The significance of this act is relatively straightforward but carries with it an important question about the human rights of prisoners, specifically, whether you can retroactively alter prison sentences. Known as ‘Ex post facto law’, changing the punishment prescribed for a crime and then enforcing these changes for current convicts is generally thought to be illegitimate. It is even explicitly prohibited in many countries, most notably in the United States where the constitution forbids any such law from being passed.
The United Kingdom’s complex relationship with the European Convention of Human Rights (ECHR) tells a different story, however. Despite retroactive laws being forbidden by this convention, the UK’s parliamentary sovereignty allows our parliament to not be bound by written law or by precedent. Therefore, while the Terrorist Offenders Act may disagree with certain human rights law, it is within our Government’s rights to create such legislation and bypass the ECHR entirely. Alternatively, some argue that this act doesn’t impose on the convention at all for the reason that everyone has the right to serve the prison sentence they were given. Lord Anderson, a former independent reviewer of terror legislation, said- “The new provisions are likely to survive legal challenge so long as they do not change the total sentence, but just the arrangements for how it is to be served.”

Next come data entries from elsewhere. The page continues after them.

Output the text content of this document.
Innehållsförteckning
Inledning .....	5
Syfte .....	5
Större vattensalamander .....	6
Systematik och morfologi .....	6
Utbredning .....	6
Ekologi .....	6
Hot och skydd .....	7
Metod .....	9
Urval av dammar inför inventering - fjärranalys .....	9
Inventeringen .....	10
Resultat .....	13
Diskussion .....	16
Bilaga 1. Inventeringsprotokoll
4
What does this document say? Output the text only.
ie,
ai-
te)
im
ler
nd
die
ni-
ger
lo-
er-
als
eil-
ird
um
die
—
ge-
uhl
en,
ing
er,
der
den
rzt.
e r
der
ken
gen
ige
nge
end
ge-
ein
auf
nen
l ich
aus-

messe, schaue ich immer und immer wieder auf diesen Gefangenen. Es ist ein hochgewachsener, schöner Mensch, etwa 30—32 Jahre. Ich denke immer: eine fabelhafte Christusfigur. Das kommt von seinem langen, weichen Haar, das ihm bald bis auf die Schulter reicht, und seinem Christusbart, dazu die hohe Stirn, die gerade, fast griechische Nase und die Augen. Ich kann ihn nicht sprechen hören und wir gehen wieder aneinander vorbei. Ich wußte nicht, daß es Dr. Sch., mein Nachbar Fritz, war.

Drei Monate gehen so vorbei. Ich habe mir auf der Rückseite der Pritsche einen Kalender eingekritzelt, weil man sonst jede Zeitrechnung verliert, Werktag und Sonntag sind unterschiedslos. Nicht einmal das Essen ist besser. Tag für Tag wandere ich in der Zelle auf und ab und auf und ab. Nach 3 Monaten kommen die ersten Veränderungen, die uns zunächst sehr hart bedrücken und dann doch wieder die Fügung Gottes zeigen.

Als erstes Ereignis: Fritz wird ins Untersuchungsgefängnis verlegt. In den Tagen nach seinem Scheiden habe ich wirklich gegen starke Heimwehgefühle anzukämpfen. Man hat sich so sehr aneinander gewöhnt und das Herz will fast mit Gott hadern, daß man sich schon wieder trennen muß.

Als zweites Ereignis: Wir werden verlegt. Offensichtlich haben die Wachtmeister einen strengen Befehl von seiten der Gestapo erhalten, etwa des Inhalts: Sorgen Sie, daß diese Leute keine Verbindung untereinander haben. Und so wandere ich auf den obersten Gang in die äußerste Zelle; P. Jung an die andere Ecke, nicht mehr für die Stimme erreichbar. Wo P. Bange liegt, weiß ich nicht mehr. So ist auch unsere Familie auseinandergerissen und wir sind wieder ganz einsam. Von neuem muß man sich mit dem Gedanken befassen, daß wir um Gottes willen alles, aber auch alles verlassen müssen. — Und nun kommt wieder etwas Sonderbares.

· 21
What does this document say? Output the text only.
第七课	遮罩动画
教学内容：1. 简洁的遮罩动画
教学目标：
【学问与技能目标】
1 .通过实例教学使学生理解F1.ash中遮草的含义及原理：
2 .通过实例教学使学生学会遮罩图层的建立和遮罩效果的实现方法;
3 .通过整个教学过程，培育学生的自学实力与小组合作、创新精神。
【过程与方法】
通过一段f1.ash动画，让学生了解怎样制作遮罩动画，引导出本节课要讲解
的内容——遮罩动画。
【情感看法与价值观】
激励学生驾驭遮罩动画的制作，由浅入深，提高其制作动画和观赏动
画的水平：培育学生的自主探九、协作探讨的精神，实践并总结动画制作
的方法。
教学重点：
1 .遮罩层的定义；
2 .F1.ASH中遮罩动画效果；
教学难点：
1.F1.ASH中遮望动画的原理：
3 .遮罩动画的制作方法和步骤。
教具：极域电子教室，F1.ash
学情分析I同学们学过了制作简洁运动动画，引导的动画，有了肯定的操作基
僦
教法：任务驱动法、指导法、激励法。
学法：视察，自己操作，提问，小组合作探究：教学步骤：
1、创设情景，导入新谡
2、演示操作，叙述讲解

This emergency legislation comes into effect following attacks by men twice convicted of terror offences. The most recent case being a man who injured three people in south London following his release, after serving half of his sentence of three years and four months for terror offences. Another, more severe attack, was committed towards the end of last year, that left two people killed and three more injured by a criminal who was released just eight years into his 16 year sentence. The simple fact that those convicted of terrorist offences can be released and then proceed to commit crimes proves that there is a threat to the public brought about by the release of such criminals, but we should ask whether forcing all terrorists to serve at least two-thirds of their sentence is a proportionate response to the issue.
Out of the 235 terrorists who have been released since 2012, the two cases described above were the only times that offenders had committed a second act of terrorism. Compared to non-terrorist criminals this is relatively very low, with regular criminals tending to reoffend around 30% of the time after serving a sentence of 12 months or more. This does, however, ignore the severity of crimes that were committed following release. The terrorists’ second offences resulted in five injured and two dead, whereas other cases involving reoffenders very rarely involve homicide. The two deaths made up 0.3% of all UK homicides in 2019, suggesting that despite their rarity, terrorist offences are generally more severe and harmful to society than those performed by others.
While supporting a retroactive law that more harshly enforces sentences may conflict in principle with the European Convention of Human Rights, I would say that the UK’s parliamentary sovereignty and the attempt to protect the citizens of the UK justifies the “Terrorist Offenders Act 2020” entirely. It is in the interest of a Government to protect its people, and this is well achieved through the compulsory serving time of at least two-thirds of a prison sentence. The risk to society is better averted and hopes to provide a longer time to more thoroughly rehabilitate those who have conspired to commit serious offences, or followed through on such offences and actually caused significant harm to their fellow citizens. It is of my opinion that this act is in the interest of public safety and provides a larger deterrent to commit terrorist offences. Provided that the human rights of criminals are preserved, I feel it is fair and just to keep terrorists in prison for a longer time if it is in the name of keeping the citizens of the UK safe.